自從她調到特助辦公室後,秘書室小姐來送文件的機率之高令人匪夷所思,這種跑腿的工作以前在秘書室,是有專人負責在各處室派發,根本不可能勞駕到高階行政秘書,尤其眼前這位被稱作「秘書室女王」的高秘書更加不可能。
「今天溫小姐也來開會啊?真難得。」高秘書顯然另有目的,打探意味十足地詢問。
一早,送茶水的秘書看見溫大小姐挽著夏行森高調走進董事長辦公室後,風聲迅速走漏,秘書室充滿著八卦氛圍,美艷的高秘書在眾望所歸下,被推派來查探虛實。
孫念恩公式化地答道︰「相關細節我不清楚。」
這些年,童年時的友伴確實長成了一個俊美迷人的男人,看著女人們對他殷切追逐的目光,她不免也覺得有趣。
畢竟他們相識的時候,他還是個沖來撞去的年輕男孩,這些愛慕迷戀他的女人們,大概都無法想象外表如翩翩貴公子的夏行森,有那樣的過去吧。

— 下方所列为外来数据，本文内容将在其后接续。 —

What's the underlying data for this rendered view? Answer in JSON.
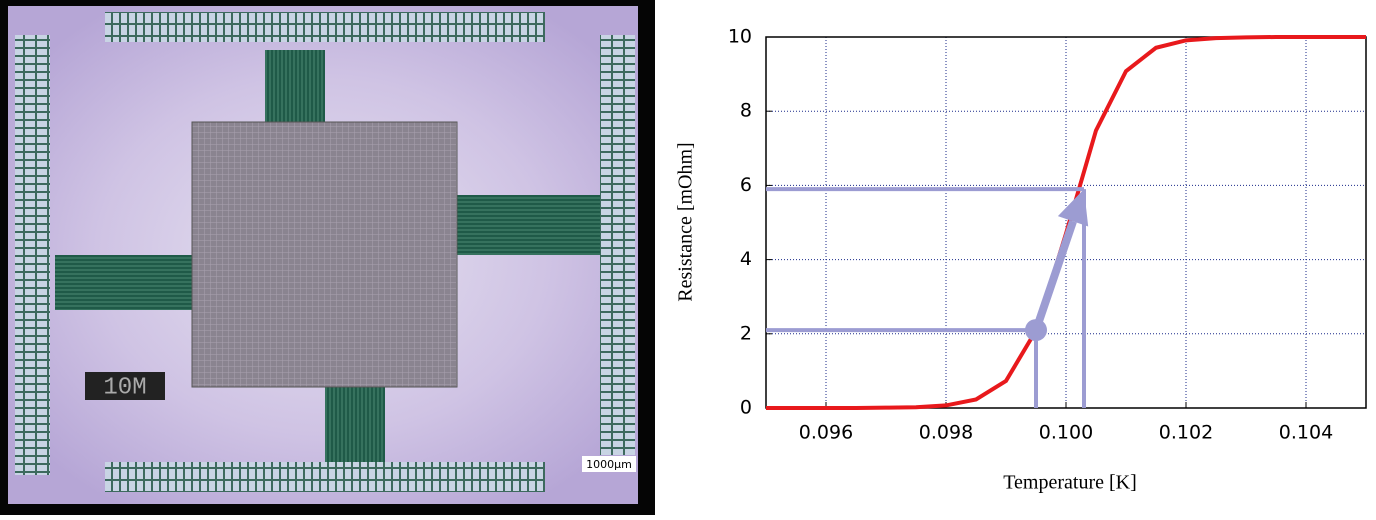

「這樣啊……」這位冷面神秘的孫念恩口風太緊,高秘書什麼也沒打探到,不禁有點失落。一想到回去不好跟秘書室的同事交代,她只好硬著頭皮往下問︰「是公事嗎?還是私事?」
「我真的不清楚。」孫念恩還是一樣的答復。
事實上,她確實不知道為何溫月伶會突然進公司,自她進溫家以來,溫月伶進公司的次數屈指可數。
溫月伶含著金湯匙出生,溫爺對這個獨生女呵護備至、疼愛有加,讓她絲毫不用為金錢煩惱,因此自然對賺錢沒有興趣。而且,她向來覺得父親的公司產業文化太粗魯,連提都不想提,更遑論踏進公司。
鮑司員工唯一能一睹董事長千金芳容的時機,除了在每年的尾牙外,就只有八卦雜志上的緋聞照了。
這也難怪今天溫月伶的現身,會引起秘書室的騷動。
斑秘書正僵持著不肯走,與董事長辦公室相連的門突然被推開,夏行森走了出來,見到高秘書,他微笑點頭打了個招呼,隨即轉向孫念恩。
「念恩小姐,董事長請你進來一下。」
「是。」孫念恩總算免于被審問,很快跟著他進辦公室。
一踏進辦公室,她就看見溫鴻泰沉著臉、皺著眉頭,顯然方才談論的話題相當惹他心煩,而溫月伶的目光,則膠著在夏行森身上。
「溫爺。」
「喏。」溫鴻泰將桌上的紙推到她面前,示意她看。
孫念恩拿起那張打印紙迅速閱讀,信件內容是文筆粗糙的恐嚇信,並沒有明確的要求,但內文撰寫的盡是對溫月伶不利的幻想。
「這是今天溫小姐收到的電子郵件。」夏行森解釋著。
「你跟伶伶最親近,你想想,有誰會對她不利?」溫鴻泰帶著怒氣質問,仿佛孫念恩理當知道答案一樣。